The same might be said of the movement against racism. What do BAME people want? It’s surely not enough to answer, ‘what non-BAME people already have’. Again ‘non-BAME’ covers a multitude of different conditions, and even if we could identify some representative non-BAME person, who’s to say that that person’s life is the model on which to base BAME demands? 
 
Let’s take a specific example of what happens if we model identity-based demands on the experiences of the dominant identity.
 
In a review of the BAME experience of the criminal justice system Labour MP David Lammy found that ‘between 2006 and 2014, 41% of black defendants pleaded not guilty in crown courts compared with 31% of white defendants. Consequently, black defendants lose the opportunity of reduced sentences through early guilty pleas and distrust in the system is reinforced.’
 
This looks unfair. It looks as though equity demands that the same proportion of blacks as whites should be able to plead guilty so as to get a reduced sentence.
 
But what Lammy doesn’t point out is that solicitors will often advise defendants to plead guilty to crimes with which they’ve been charged but haven’t committed, so as to be sure of a reduced tariff.

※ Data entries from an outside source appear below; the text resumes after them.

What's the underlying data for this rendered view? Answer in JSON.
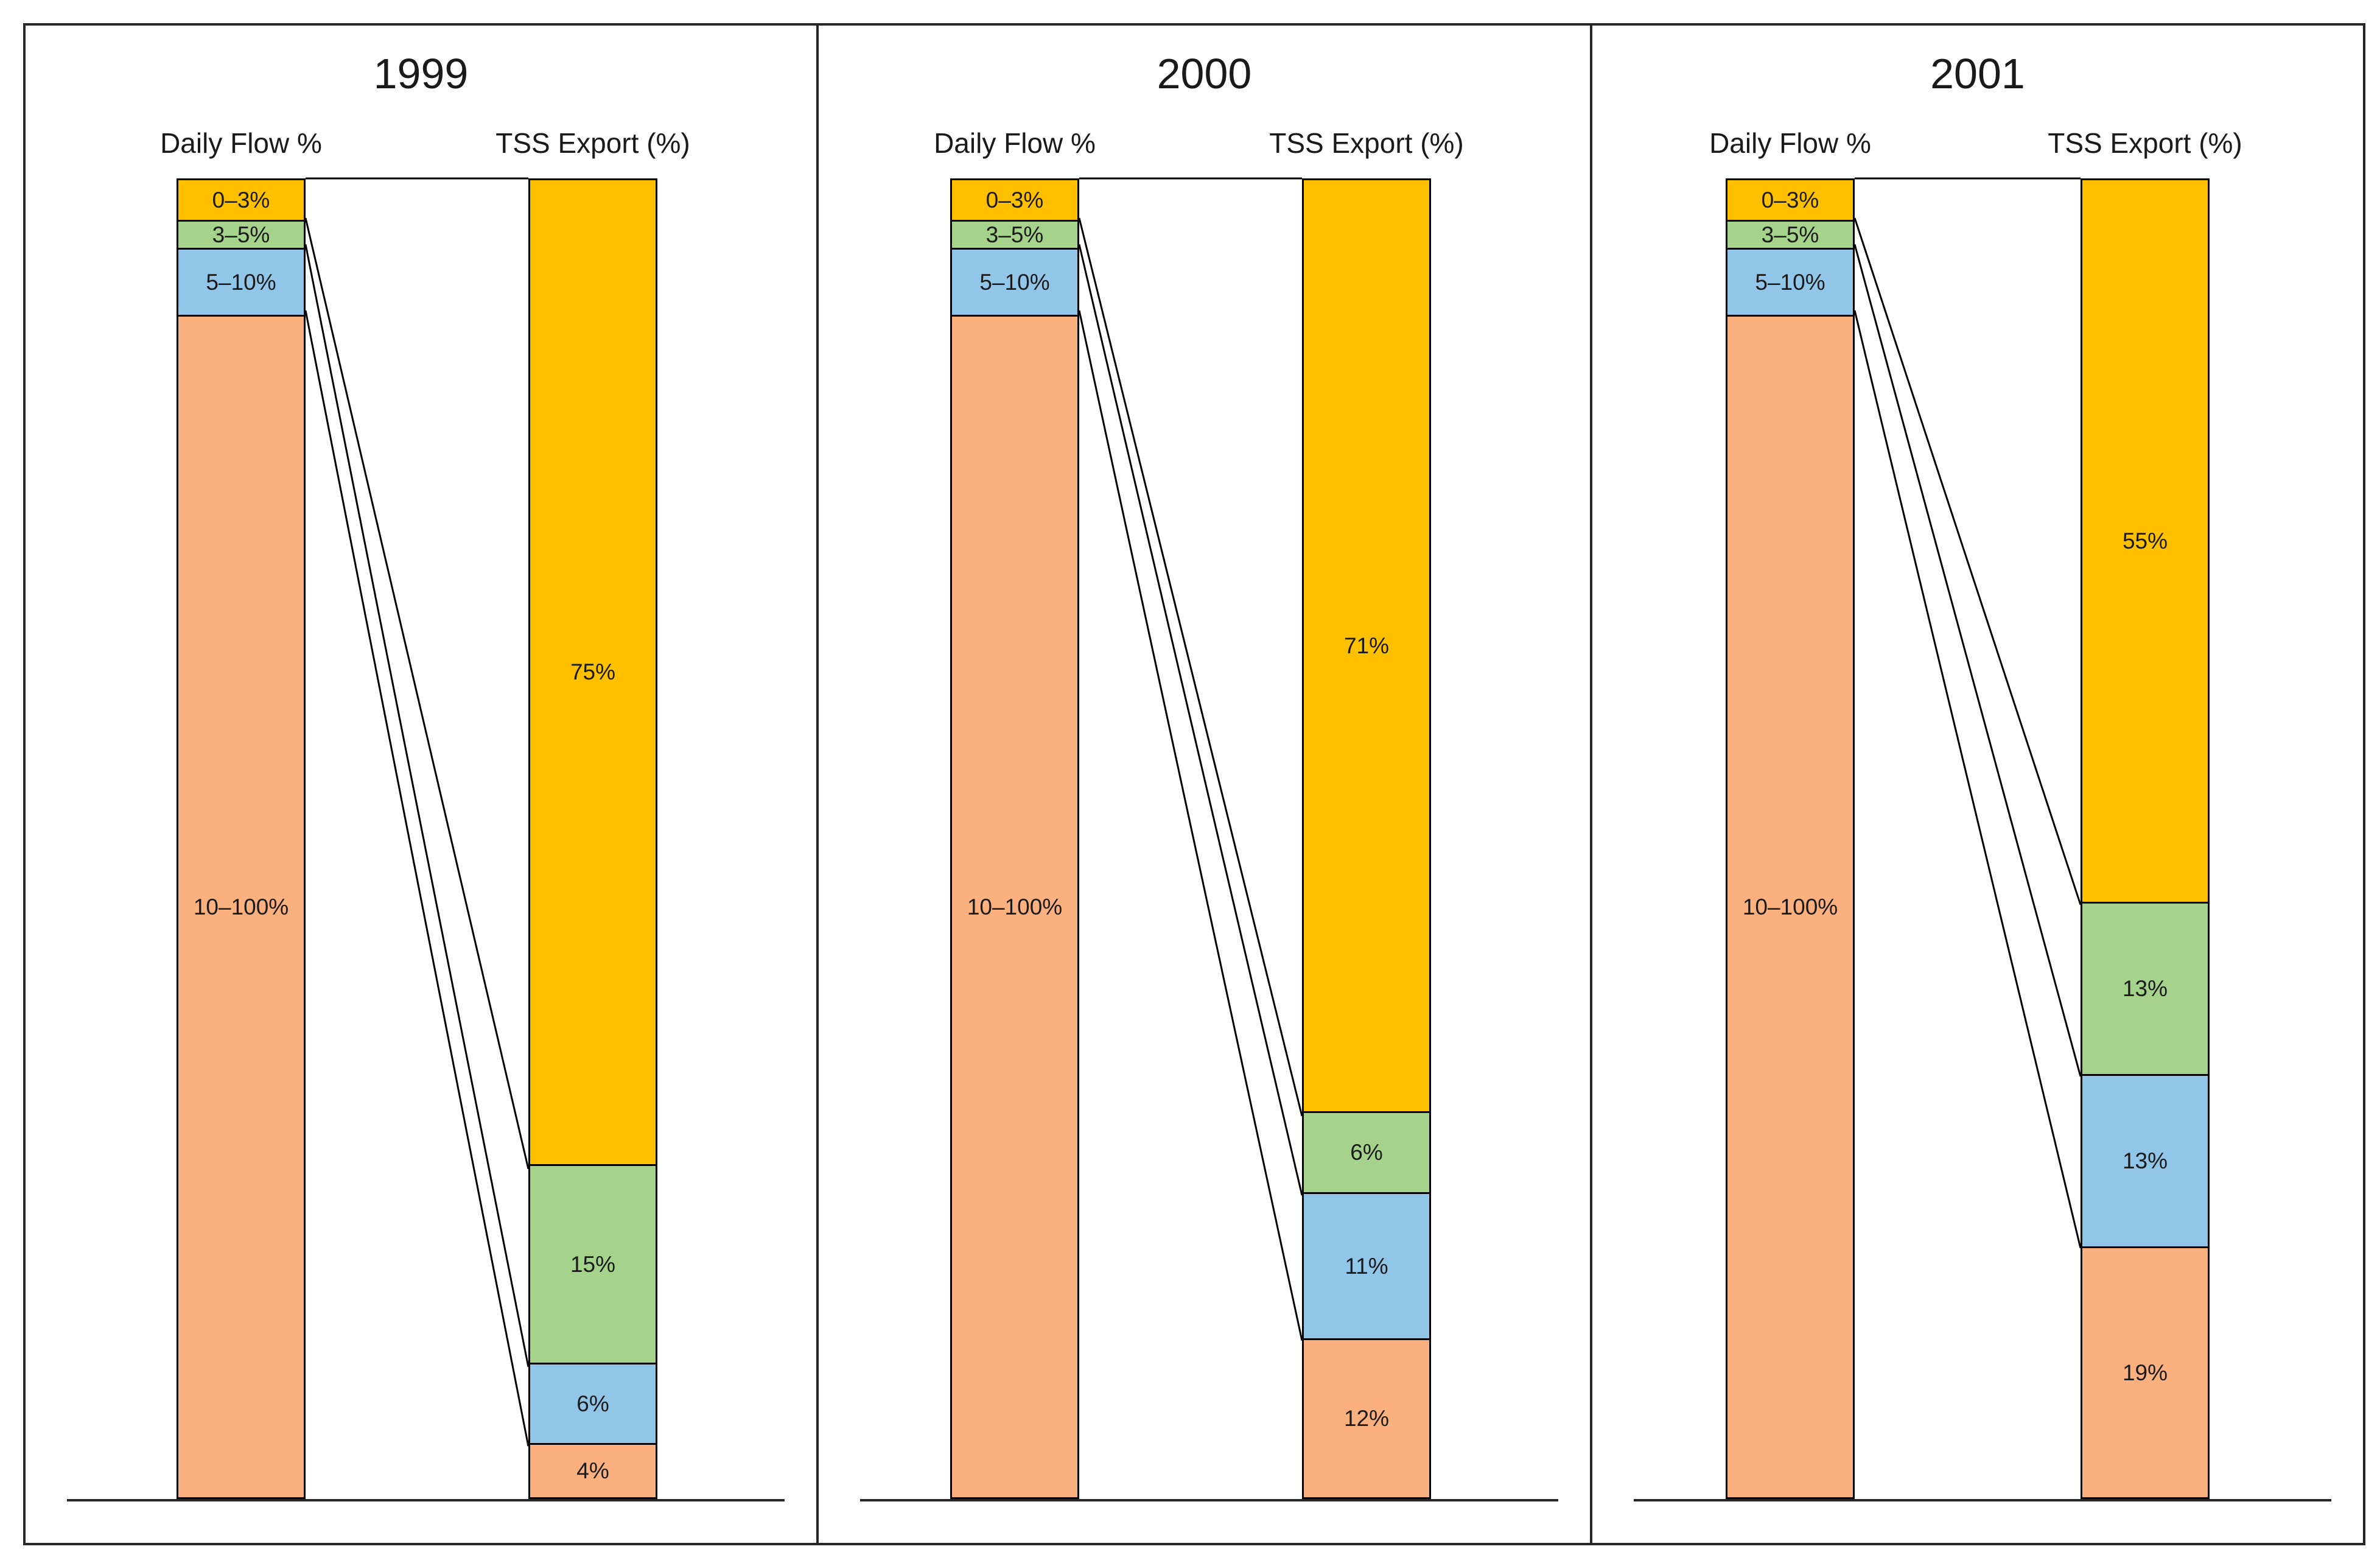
{
  "colors": {
    "band1": "#FFC000",
    "band2": "#A6D38C",
    "band3": "#92C6E9",
    "band4": "#FAB07F",
    "text": "#1A1A1A",
    "line": "#000000",
    "frame": "#262626",
    "background": "#FFFFFF"
  },
  "flow_bands": [
    {
      "label": "0–3%",
      "height_pct": 3,
      "color_key": "band1"
    },
    {
      "label": "3–5%",
      "height_pct": 2,
      "color_key": "band2"
    },
    {
      "label": "5–10%",
      "height_pct": 5,
      "color_key": "band3"
    },
    {
      "label": "10–100%",
      "height_pct": 90,
      "color_key": "band4"
    }
  ],
  "panels": [
    {
      "title": "1999",
      "left_axis_label": "Daily Flow %",
      "right_axis_label": "TSS Export (%)",
      "tss_segments": [
        {
          "label": "75%",
          "value": 75,
          "color_key": "band1"
        },
        {
          "label": "15%",
          "value": 15,
          "color_key": "band2"
        },
        {
          "label": "6%",
          "value": 6,
          "color_key": "band3"
        },
        {
          "label": "4%",
          "value": 4,
          "color_key": "band4"
        }
      ]
    },
    {
      "title": "2000",
      "left_axis_label": "Daily Flow %",
      "right_axis_label": "TSS Export (%)",
      "tss_segments": [
        {
          "label": "71%",
          "value": 71,
          "color_key": "band1"
        },
        {
          "label": "6%",
          "value": 6,
          "color_key": "band2"
        },
        {
          "label": "11%",
          "value": 11,
          "color_key": "band3"
        },
        {
          "label": "12%",
          "value": 12,
          "color_key": "band4"
        }
      ]
    },
    {
      "title": "2001",
      "left_axis_label": "Daily Flow %",
      "right_axis_label": "TSS Export (%)",
      "tss_segments": [
        {
          "label": "55%",
          "value": 55,
          "color_key": "band1"
        },
        {
          "label": "13%",
          "value": 13,
          "color_key": "band2"
        },
        {
          "label": "13%",
          "value": 13,
          "color_key": "band3"
        },
        {
          "label": "19%",
          "value": 19,
          "color_key": "band4"
        }
      ]
    }
  ],
  "chart_data": {
    "type": "bar",
    "subtype": "paired 100% stacked columns per year, flow bands linked to TSS export shares by connector lines",
    "categories": [
      "0–3%",
      "3–5%",
      "5–10%",
      "10–100%"
    ],
    "columns_per_panel": [
      "Daily Flow %",
      "TSS Export (%)"
    ],
    "daily_flow_segment_heights_pct_est": [
      3,
      2,
      5,
      90
    ],
    "panels": [
      {
        "title": "1999",
        "tss_export_pct": [
          75,
          15,
          6,
          4
        ]
      },
      {
        "title": "2000",
        "tss_export_pct": [
          71,
          6,
          11,
          12
        ]
      },
      {
        "title": "2001",
        "tss_export_pct": [
          55,
          13,
          13,
          19
        ]
      }
    ],
    "colors": [
      "#FFC000",
      "#A6D38C",
      "#92C6E9",
      "#FAB07F"
    ],
    "legend": "none",
    "ylim": [
      0,
      100
    ],
    "grid": false
  }
}
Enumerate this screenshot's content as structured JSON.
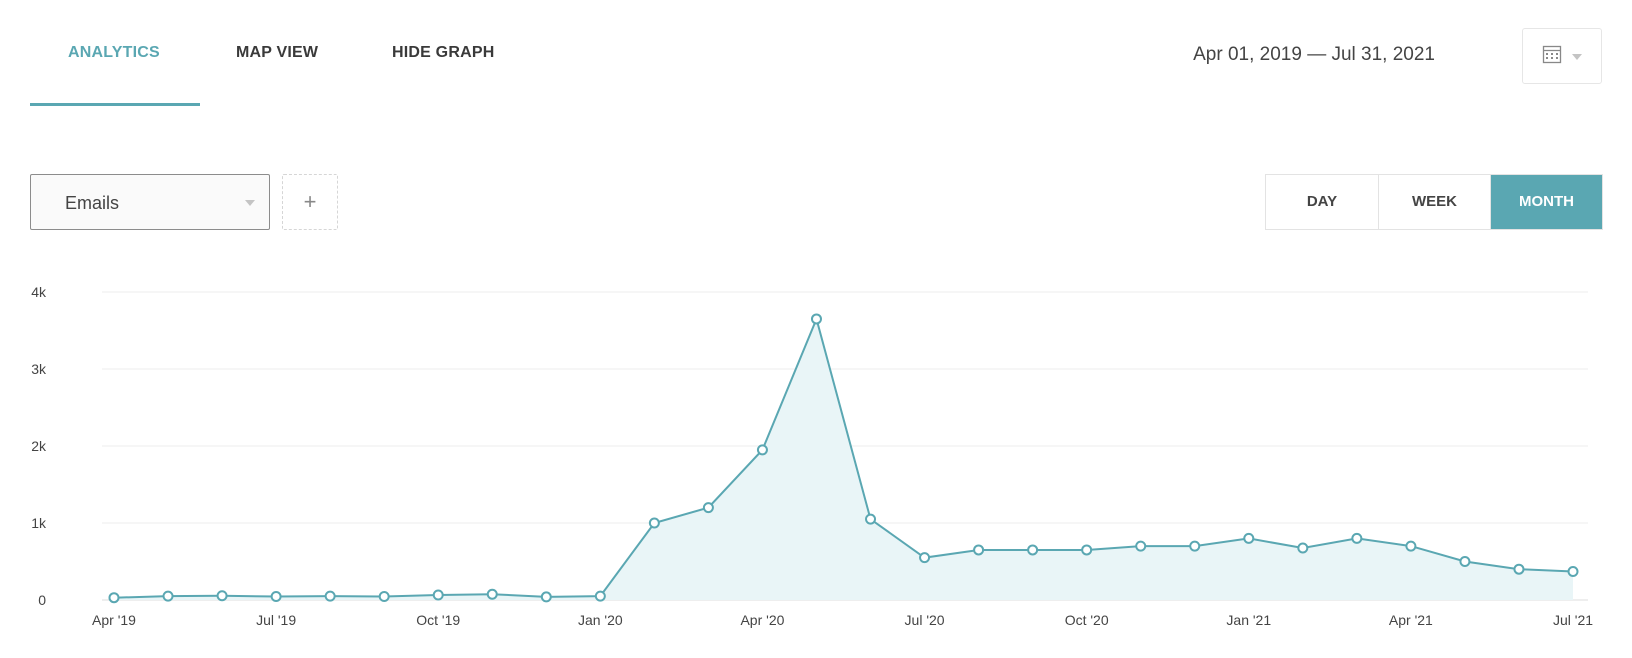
{
  "tabs": [
    {
      "label": "ANALYTICS",
      "active": true
    },
    {
      "label": "MAP VIEW",
      "active": false
    },
    {
      "label": "HIDE GRAPH",
      "active": false
    }
  ],
  "date_range": "Apr 01, 2019 — Jul 31, 2021",
  "calendar_icon": "calendar-icon",
  "metric_select": {
    "value": "Emails",
    "icon": "caret-down-icon"
  },
  "add_button": "+",
  "granularity": [
    {
      "label": "DAY",
      "active": false
    },
    {
      "label": "WEEK",
      "active": false
    },
    {
      "label": "MONTH",
      "active": true
    }
  ],
  "colors": {
    "accent": "#5aa7b2",
    "area_fill": "#e9f5f7",
    "grid": "#eeeeee"
  },
  "chart_data": {
    "type": "area",
    "x": [
      "Apr '19",
      "May '19",
      "Jun '19",
      "Jul '19",
      "Aug '19",
      "Sep '19",
      "Oct '19",
      "Nov '19",
      "Dec '19",
      "Jan '20",
      "Feb '20",
      "Mar '20",
      "Apr '20",
      "May '20",
      "Jun '20",
      "Jul '20",
      "Aug '20",
      "Sep '20",
      "Oct '20",
      "Nov '20",
      "Dec '20",
      "Jan '21",
      "Feb '21",
      "Mar '21",
      "Apr '21",
      "May '21",
      "Jun '21",
      "Jul '21"
    ],
    "series": [
      {
        "values": [
          30,
          50,
          55,
          45,
          50,
          45,
          65,
          75,
          40,
          50,
          1000,
          1200,
          1950,
          3650,
          1050,
          550,
          650,
          650,
          650,
          700,
          700,
          800,
          675,
          800,
          700,
          500,
          400,
          370
        ]
      }
    ],
    "x_tick_labels": [
      "Apr '19",
      "Jul '19",
      "Oct '19",
      "Jan '20",
      "Apr '20",
      "Jul '20",
      "Oct '20",
      "Jan '21",
      "Apr '21",
      "Jul '21"
    ],
    "y_ticks": [
      0,
      1000,
      2000,
      3000,
      4000
    ],
    "y_tick_labels": [
      "0",
      "1k",
      "2k",
      "3k",
      "4k"
    ],
    "ylim": [
      0,
      4000
    ],
    "grid": true,
    "title": "",
    "xlabel": "",
    "ylabel": ""
  }
}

In what sense, exactly, would giving more black defendants a longer sentence than they deserve be an improvement? But that’s where Lammy’s version of fairness takes us in the absence of non-identity based criteria for fairness.
 
It looks as though identity-based politics needs criteria drawn from outside any already-existing identity if the aspiration to ‘be human’ is to be fulfilled.  
 
Where is this ‘outside? One possibility is that one identity can speak for all the others. If the most downtrodden identity can be emancipated won’t that entail the emancipation of everyone?
 
I’m not sure any identity can claim special privileges in this regard. Marx thought that the proletariat was the universal class, so once it was freed everyone would be freed. Maybe, but might not proletarian freedom always be proletarian freedom?
 
The black feminists of the 1974 Combahee River Collective similarly argued that black women are the carriers of a universalist freedom on the grounds that ‘If black women were free it would mean that everyone else would have to be free since our freedom would necessitate the destruction of all systems of oppression’.
 
Perhaps. But first, there will always be someone lower down the pecking order who will argue that their particular form of oppression has been left out. Second, and linked, because as long as our understanding of freedom is tied to any identity’s interests it can’t and won’t be universal.
 
So if the ‘outside’, the universal, can’t be the property of any particular identity, where is it? Currently the best bet is ‘intersectionality’ where it’s recognised that different forms of oppression - race, class, sexual orientation, nationality, religion, gender - intersect and overlap. But intersectionality has yet to show that a movement that multiplies difference can point us towards the universal.
​
And that is surely what we need, because the choice is clear: ‘Feminism can ask for the things men have,’ writes Biggs, ‘or it can ask for the world to be organised differently’.